As he often noted, "You never see them tearing down a casino because people beat them out of money."

First with lotteries, and now through slot machines and casinos, governments realized that a easy way to gain revenues is by allowing and sponsoring gambling.

The games that have been legalized bring in a great deal of income from those on "the wrong side of the table."

Some European countries limit access to the casinos to those who prove they have sufficient assets. We don't in America.

Various forms of stock and option trading, which is a more elite form of gambling, require that those who invest in those instruments have the net worth to survive a loss.

In my father's era, bookmakers cut off bettors on losing streaks. There have been few, if any, real moves by states to keep gamblers from harming themselves. Usually the effort involves a few public service announcements, urging problem gamblers to seek help.

Most of the time, the help doesn't come until a person is broke and bottomed out.

Legalized casinos, which have several games of skill and reasonable probability, gear most of their operations to the highly profitable slot machines and video games.

Lotteries have evolved from a form of gaming called "numbers," formerly very popular in poor, urban neighborhoods. If you go into a grocery or liquor store in any poor neighborhood today, you will see people who can't afford to lose even a few dollars, standing around playing scratch off lottery games until all of their money is gone.

I rarely if ever gamble. I don't have any moral or religious problems with gambling. (I'm Catholic, come visit my friends on bingo night.)

I just can't just stand to part with my money on something that I know is a bad bet.

Unlike Mitt Romney, I'm not up for dropping $10,000 on a wager.

My few trips to casinos have been bad experiences for the house. I bet very little and I am a terror at the low-price buffet. I play high probability games like sports betting and won't go near a slot machine. I have a certain profit margin in mind and leave the second that I hit it.

In short, I am a person casinos do not want to attract.

Gambling for rich people, such as options trading and sophisticated stock market games, have always been allowed.

When I passed the stockbroker's test many years ago, I called my father and asked, "Why is futures trading legal but betting on the Bengals illegal?" There is no logical answer.

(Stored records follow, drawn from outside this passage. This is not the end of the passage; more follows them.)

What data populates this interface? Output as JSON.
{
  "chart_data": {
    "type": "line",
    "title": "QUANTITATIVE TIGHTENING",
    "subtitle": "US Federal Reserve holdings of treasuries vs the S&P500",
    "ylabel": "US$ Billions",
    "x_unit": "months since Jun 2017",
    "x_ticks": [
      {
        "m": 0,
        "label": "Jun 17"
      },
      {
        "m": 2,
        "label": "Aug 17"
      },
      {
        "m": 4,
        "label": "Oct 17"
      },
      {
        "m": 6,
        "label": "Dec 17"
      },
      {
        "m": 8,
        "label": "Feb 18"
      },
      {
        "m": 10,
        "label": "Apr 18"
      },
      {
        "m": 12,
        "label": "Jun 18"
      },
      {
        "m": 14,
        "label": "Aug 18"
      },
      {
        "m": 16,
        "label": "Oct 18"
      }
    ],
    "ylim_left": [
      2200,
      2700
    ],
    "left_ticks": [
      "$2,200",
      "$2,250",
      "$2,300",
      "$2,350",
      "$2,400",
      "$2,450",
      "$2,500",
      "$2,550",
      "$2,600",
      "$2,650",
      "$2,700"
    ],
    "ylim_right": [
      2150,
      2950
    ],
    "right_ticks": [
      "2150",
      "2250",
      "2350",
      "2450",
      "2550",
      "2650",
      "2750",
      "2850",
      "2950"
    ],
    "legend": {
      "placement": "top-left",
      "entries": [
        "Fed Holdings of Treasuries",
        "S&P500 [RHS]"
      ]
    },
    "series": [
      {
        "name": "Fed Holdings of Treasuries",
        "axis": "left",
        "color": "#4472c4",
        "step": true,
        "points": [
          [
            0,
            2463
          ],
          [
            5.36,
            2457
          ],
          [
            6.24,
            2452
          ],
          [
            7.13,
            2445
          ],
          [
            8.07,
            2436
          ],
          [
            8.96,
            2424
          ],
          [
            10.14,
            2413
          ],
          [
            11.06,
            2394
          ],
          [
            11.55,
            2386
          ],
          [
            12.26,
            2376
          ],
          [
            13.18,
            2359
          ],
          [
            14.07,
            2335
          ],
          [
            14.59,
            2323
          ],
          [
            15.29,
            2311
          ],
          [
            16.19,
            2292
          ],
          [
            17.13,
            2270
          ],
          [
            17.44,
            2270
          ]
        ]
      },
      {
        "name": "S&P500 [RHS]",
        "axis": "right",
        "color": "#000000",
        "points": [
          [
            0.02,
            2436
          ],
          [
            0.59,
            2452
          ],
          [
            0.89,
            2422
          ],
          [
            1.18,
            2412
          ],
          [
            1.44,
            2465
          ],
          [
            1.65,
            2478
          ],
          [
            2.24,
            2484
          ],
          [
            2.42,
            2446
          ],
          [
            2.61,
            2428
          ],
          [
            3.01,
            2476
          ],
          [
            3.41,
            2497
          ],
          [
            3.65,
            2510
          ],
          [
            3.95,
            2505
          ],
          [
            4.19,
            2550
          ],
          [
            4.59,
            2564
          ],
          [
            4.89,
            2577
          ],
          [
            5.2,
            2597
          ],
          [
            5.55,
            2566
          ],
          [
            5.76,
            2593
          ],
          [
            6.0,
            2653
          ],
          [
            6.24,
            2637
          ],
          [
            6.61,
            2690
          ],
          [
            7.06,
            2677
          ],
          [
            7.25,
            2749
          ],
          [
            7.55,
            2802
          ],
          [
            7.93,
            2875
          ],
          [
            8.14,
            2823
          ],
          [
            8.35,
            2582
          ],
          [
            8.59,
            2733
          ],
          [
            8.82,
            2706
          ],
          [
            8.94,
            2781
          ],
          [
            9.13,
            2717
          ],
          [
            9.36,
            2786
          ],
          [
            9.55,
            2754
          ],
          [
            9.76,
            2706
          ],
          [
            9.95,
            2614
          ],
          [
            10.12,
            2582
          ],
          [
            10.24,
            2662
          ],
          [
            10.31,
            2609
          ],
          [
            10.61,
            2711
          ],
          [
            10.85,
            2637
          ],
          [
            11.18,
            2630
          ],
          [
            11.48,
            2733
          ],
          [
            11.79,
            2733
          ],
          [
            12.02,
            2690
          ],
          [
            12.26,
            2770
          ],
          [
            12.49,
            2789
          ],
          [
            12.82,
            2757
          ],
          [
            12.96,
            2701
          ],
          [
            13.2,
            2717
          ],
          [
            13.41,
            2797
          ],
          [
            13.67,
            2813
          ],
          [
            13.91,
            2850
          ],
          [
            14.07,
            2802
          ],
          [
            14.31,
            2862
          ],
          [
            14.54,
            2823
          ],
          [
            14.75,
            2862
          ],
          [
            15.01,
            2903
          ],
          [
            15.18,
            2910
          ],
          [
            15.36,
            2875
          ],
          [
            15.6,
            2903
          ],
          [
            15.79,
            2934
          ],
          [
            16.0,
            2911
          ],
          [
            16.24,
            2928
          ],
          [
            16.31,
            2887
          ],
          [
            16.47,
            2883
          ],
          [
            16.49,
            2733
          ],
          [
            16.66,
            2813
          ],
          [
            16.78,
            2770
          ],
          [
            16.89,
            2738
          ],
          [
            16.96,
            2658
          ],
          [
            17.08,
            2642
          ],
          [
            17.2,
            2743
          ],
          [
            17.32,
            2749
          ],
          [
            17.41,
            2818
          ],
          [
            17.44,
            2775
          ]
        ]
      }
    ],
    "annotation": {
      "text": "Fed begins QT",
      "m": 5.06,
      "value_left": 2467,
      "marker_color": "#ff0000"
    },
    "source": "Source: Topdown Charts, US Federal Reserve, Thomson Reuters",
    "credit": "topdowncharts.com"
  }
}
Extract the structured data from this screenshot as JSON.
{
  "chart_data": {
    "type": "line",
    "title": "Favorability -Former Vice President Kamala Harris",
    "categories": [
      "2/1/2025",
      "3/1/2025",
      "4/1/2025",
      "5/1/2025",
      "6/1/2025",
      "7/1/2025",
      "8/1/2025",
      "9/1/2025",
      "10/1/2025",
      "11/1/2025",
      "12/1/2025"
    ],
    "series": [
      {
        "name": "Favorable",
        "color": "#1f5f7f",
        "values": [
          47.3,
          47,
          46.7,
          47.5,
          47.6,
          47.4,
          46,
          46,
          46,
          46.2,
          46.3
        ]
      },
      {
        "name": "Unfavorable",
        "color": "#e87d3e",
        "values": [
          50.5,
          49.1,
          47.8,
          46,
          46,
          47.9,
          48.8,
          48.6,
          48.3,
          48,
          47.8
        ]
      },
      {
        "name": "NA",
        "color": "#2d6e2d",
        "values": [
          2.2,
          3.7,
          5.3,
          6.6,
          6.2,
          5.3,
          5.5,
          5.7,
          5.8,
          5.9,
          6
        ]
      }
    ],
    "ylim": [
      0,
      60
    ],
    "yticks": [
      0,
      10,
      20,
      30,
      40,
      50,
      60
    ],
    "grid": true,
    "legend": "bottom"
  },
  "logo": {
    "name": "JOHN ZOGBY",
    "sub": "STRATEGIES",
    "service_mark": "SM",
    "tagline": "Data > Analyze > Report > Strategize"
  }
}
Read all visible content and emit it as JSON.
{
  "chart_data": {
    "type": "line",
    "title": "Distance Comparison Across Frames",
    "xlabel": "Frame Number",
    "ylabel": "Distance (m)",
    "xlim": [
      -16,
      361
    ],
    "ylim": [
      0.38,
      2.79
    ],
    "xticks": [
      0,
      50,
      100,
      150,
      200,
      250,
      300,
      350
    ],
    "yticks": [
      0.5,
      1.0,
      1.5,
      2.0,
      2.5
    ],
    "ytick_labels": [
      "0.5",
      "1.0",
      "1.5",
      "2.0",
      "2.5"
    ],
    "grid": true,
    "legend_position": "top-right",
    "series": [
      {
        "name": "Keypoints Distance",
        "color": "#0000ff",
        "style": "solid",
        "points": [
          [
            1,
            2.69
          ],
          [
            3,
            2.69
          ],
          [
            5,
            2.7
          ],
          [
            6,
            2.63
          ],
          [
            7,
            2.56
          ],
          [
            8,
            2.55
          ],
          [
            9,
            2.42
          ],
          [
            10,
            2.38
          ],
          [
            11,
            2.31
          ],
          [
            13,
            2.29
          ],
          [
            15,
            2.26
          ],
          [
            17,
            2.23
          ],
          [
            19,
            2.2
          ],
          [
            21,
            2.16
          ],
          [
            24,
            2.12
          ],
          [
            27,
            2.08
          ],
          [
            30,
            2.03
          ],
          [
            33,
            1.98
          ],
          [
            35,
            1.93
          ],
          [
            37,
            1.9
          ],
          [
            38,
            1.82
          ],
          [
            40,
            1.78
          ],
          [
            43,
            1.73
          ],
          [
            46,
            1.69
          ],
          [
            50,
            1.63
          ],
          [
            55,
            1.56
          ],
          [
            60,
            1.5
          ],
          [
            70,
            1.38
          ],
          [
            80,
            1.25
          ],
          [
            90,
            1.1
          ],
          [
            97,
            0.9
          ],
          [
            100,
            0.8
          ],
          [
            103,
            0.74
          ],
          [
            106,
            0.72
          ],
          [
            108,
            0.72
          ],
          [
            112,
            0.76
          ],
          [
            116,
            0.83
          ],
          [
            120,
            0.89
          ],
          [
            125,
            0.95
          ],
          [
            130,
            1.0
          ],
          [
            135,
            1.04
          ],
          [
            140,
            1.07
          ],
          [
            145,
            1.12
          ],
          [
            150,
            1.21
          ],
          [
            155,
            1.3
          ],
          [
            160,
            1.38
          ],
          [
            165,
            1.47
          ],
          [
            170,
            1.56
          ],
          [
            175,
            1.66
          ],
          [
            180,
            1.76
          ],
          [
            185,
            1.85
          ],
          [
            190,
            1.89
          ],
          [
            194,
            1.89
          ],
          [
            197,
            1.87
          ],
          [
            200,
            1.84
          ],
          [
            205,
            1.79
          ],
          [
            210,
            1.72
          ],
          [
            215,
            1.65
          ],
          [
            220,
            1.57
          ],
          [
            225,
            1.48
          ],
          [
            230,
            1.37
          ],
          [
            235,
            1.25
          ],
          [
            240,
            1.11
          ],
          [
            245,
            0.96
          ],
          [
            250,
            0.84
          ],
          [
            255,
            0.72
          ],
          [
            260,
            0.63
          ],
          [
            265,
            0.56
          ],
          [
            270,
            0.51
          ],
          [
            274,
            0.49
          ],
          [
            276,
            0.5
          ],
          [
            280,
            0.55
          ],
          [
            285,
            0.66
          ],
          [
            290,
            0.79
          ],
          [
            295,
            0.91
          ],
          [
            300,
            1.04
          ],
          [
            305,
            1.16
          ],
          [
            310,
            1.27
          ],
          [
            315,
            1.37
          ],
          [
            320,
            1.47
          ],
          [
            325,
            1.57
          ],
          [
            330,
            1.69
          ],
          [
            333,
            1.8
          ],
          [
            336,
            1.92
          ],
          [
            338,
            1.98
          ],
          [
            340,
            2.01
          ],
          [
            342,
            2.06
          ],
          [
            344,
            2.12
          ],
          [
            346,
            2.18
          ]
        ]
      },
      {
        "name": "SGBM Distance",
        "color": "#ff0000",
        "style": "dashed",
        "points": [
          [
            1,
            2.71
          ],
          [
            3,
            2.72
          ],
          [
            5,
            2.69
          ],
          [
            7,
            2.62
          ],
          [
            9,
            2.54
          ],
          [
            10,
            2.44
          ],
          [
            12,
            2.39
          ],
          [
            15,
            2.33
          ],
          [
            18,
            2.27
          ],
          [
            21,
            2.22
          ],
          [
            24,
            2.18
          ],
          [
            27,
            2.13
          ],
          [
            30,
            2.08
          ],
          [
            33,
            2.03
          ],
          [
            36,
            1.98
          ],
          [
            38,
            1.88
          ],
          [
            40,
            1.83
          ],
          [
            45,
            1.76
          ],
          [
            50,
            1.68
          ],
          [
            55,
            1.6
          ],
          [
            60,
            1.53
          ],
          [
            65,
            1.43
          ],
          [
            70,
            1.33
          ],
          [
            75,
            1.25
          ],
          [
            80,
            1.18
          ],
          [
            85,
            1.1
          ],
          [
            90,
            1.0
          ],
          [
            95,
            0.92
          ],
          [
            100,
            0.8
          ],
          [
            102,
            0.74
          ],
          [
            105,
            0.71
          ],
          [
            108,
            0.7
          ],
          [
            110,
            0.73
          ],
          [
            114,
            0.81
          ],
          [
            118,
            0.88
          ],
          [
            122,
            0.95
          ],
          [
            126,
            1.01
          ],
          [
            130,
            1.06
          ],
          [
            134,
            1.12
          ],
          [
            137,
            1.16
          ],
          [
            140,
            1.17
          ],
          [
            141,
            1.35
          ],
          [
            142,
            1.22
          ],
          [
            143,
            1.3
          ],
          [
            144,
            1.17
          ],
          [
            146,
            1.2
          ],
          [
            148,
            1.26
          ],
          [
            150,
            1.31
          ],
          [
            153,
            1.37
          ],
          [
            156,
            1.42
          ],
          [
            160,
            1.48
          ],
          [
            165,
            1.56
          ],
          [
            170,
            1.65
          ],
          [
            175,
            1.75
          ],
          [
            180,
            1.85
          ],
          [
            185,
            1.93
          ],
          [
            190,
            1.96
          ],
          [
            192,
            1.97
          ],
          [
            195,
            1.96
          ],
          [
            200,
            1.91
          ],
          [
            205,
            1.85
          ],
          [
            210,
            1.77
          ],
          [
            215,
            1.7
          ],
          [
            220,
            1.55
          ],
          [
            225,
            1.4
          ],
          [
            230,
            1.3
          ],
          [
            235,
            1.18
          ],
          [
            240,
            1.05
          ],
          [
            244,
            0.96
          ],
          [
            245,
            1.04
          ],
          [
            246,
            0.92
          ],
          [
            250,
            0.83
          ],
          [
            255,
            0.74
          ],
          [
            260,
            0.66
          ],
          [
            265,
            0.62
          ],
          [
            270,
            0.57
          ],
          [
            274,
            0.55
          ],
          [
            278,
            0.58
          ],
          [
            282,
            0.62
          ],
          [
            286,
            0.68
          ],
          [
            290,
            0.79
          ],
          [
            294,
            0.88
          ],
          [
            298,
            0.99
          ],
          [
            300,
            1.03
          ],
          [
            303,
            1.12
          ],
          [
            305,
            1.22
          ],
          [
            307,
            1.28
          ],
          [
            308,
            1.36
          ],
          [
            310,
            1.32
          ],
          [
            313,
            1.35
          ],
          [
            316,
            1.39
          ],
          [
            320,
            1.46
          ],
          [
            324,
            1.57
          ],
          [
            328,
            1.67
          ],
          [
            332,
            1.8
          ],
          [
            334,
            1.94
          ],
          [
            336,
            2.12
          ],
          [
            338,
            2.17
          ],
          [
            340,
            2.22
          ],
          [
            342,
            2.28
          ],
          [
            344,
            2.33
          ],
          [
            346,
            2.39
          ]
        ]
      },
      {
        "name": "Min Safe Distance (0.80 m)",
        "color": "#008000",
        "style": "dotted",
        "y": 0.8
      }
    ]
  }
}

States are under a lot of pressure to legalize casinos and slot machines, and just like the lottery, most of them eventually will.

When I was growing up, my father would go around to the sleeping room hotels and give out bottles of low cost champagne at Christmas.

I'm not sure about the logic of dad giving alcohol to men with drinking problems but his heart was in the right place.

Often the three dollar bottle of champagne was the only Christmas gift they received.

Society had written them off. They were thrilled that dad remembered them.

I have an unusual perspective on gambling. Gambling dollars are what fed my family through my childhood. They allowed me to go to private schools and get an advanced education.

Being a successful gambler allowed my father to rise from extreme poverty to relative affluence.

In his outstanding new book, The Music Professor, legendary Cincinnati radio voice Jim LaBarbara said, "Big Joe McNay was bigger than life. He was friends with everyone from (Johnny) Bench and Pete (Rose) to the big politicians. I think he introduced me to half the people in town, everyone seemed to like him."

My father's success at gambling made him the "bigger than life" figure that the Music Professor befriended. He also understood that problem gamblers needed to have boundaries set for them.

Otherwise, they will fall into an economic hole that they can never get out of.

Dad's trips to the soup kitchen and giving gifts to lonely men in sleeping room hotels reminded him about where he came from and a segment of society he couldn't ignore or write off.

As a nation, we can't afford to write those people off either.